Now it is all coming to an end. After four years of playing at St. John Fisher Tirabassi will be getting ready to call it quits. It’s always a tough time for an athlete when they know their career is coming to an end.

Sure, Tirabassi may play in pickup leagues but it won’t be the same. This will be the last season of playing on a team - and for her school. Since she first put on those cleats as a little girl Tirabassi was going to be a soccer player - she just didn’t know it until high school.

Now she has two months left to realize her dreams of playing for the Cardinals. It will be a bittersweet ending, and one that Tirabassi hasn’t tried to put much thought into.

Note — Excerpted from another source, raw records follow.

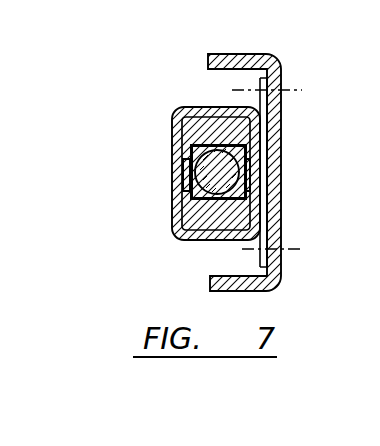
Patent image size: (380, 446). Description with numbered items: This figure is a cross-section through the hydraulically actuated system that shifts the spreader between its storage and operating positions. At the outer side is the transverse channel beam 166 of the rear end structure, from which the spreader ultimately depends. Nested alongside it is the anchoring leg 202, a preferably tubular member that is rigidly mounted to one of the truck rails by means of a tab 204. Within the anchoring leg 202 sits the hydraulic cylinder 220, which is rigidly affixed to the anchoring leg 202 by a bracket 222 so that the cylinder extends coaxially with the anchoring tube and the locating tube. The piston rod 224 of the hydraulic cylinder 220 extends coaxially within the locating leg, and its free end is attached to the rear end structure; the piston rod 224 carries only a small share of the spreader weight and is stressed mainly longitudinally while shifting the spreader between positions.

The transverse channel beam 166 is at (281, 63).
The anchoring leg 202 is at (172, 126).
The tab 204 is at (232, 90).
The hydraulic cylinder 220 is at (185, 207).
The bracket 222 is at (182, 164).
The piston rod 224 is at (238, 184).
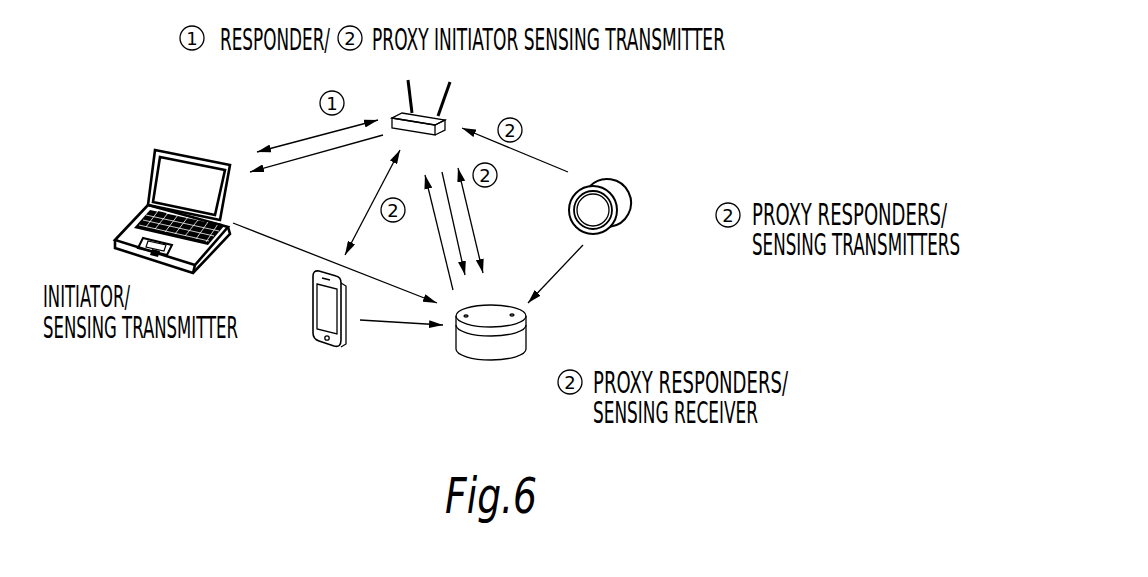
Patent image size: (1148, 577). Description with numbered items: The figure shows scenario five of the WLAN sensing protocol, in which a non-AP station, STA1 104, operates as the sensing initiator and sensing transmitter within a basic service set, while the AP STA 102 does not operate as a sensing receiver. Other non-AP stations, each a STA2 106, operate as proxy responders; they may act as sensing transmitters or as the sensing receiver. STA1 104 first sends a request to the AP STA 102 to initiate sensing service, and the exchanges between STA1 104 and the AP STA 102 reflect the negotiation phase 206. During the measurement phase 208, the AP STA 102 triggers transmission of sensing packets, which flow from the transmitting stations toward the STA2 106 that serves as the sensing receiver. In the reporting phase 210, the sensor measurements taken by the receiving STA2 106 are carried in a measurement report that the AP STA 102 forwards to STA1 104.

The AP STA 102 is at (443, 117).
The STA1 104 is at (115, 243).
The STA2 106 is at (313, 298).
The negotiation phase 206 is at (318, 136).
The measurement phase 208 is at (294, 247).
The reporting phase 210 is at (285, 164).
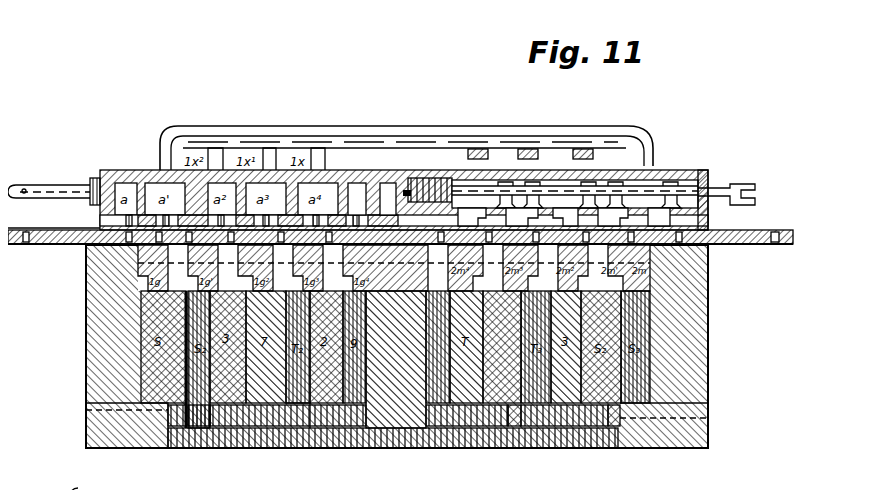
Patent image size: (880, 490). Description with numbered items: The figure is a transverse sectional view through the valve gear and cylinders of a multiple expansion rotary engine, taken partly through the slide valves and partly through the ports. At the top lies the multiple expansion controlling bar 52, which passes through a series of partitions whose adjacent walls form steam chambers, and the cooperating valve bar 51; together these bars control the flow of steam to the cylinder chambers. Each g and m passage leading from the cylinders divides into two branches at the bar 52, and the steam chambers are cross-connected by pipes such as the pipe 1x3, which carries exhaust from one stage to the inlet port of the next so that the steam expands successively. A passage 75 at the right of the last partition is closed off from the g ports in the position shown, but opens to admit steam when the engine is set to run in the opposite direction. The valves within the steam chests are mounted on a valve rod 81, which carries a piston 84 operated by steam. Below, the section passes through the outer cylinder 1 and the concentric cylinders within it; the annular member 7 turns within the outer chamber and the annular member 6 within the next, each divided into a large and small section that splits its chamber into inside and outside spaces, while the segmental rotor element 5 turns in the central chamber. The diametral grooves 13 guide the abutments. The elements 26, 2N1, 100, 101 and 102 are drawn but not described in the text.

The outer cylinder 1 is at (78, 348).
The segmental rotor element 5 is at (358, 410).
The annular member 6 is at (253, 410).
The annular member 7 is at (212, 440).
The diametral slots or grooves 13 is at (480, 488).
The control rod 26 is at (52, 180).
The valve bar 51 is at (722, 238).
The multiple expansion controlling bar 52 is at (55, 237).
The passage 75 is at (350, 195).
The valve rod 81 is at (705, 178).
The piston 84 is at (420, 170).
The bottom plate 100 is at (420, 430).
The lower plate 101 is at (510, 428).
The plate end block 102 is at (612, 442).
The pipe 1x3 is at (155, 138).
The cam shaft 2N1 is at (640, 165).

“This is a tough question to even think about just because I have been playing soccer from such a young age. I have always loved sports and I never wanted to think about imagining my life without it. College always seemed so far away let alone senior year, and I truly can’t believe I am here now. It is going to be extremely emotional not only for me, but also for my parents. They have given me so much over the years and have watched me grow not only into the player that I am, but most importantly the person that I am. I truly would not be who I am today without soccer and I will be forever grateful to the sport. Hanging up my cleats will not be easy, but I will always have the memories and the ability to say that I once played college soccer and I know that I have made people proud,” explained Tirabassi. “I think the toughest part about it will be seeing my parents and my brother on senior day. Knowing that I will be stepping onto my home field one last time will be heartbreaking, but also very bittersweet. I know there is a bigger picture and we all eventually have to move on. I am blessed to have been given the opportunity to play and make it this far. When my soccer door closes, I will just have to keep reminding myself that so many other doors in life will open and that I am only just beginning. For example, nursing. I cannot wait to become a nurse and help as many people as I can. Seeing how many lives my mom has touched over the years just makes me even more excited for my future as a nurse. I hope to go on to grad school to become a Nurse Practitioner. I am unsure of what type of nurse I will be just yet, but I am excited to have a few more clinical rotations to help me narrow it down.”

For now she is just concentrating on the now. As an athlete Tirabassi is tame when it comes to her superstitions. She isn’t like former Boston Red Sox third baseball Wade Boggs who ate chicken before every single game - that’s a 162 pieces of chicken.

But, Tirabassi still has her little quirks. She wouldn’t be an athlete if she didn’t.

“As far as superstitions and routines go, I honestly do not have very many (pretty boring I know). However, I do always have to be wearing my hair in a bun during every game and I also will pick an album recently released, typically rap (if I want to get hyped up) or a really good country album (if I am in the mood to be calmed down) and play it before each game,” said Tirabassi. “I will say that if I have a bad game, I will change my routine accordingly lol. I am a superstitious person with things such as change, so I try to stay consistent and not stray from my usual routines. I also love to blast music with my team right before our coaches come in for pre-game talk to get us pumped up.”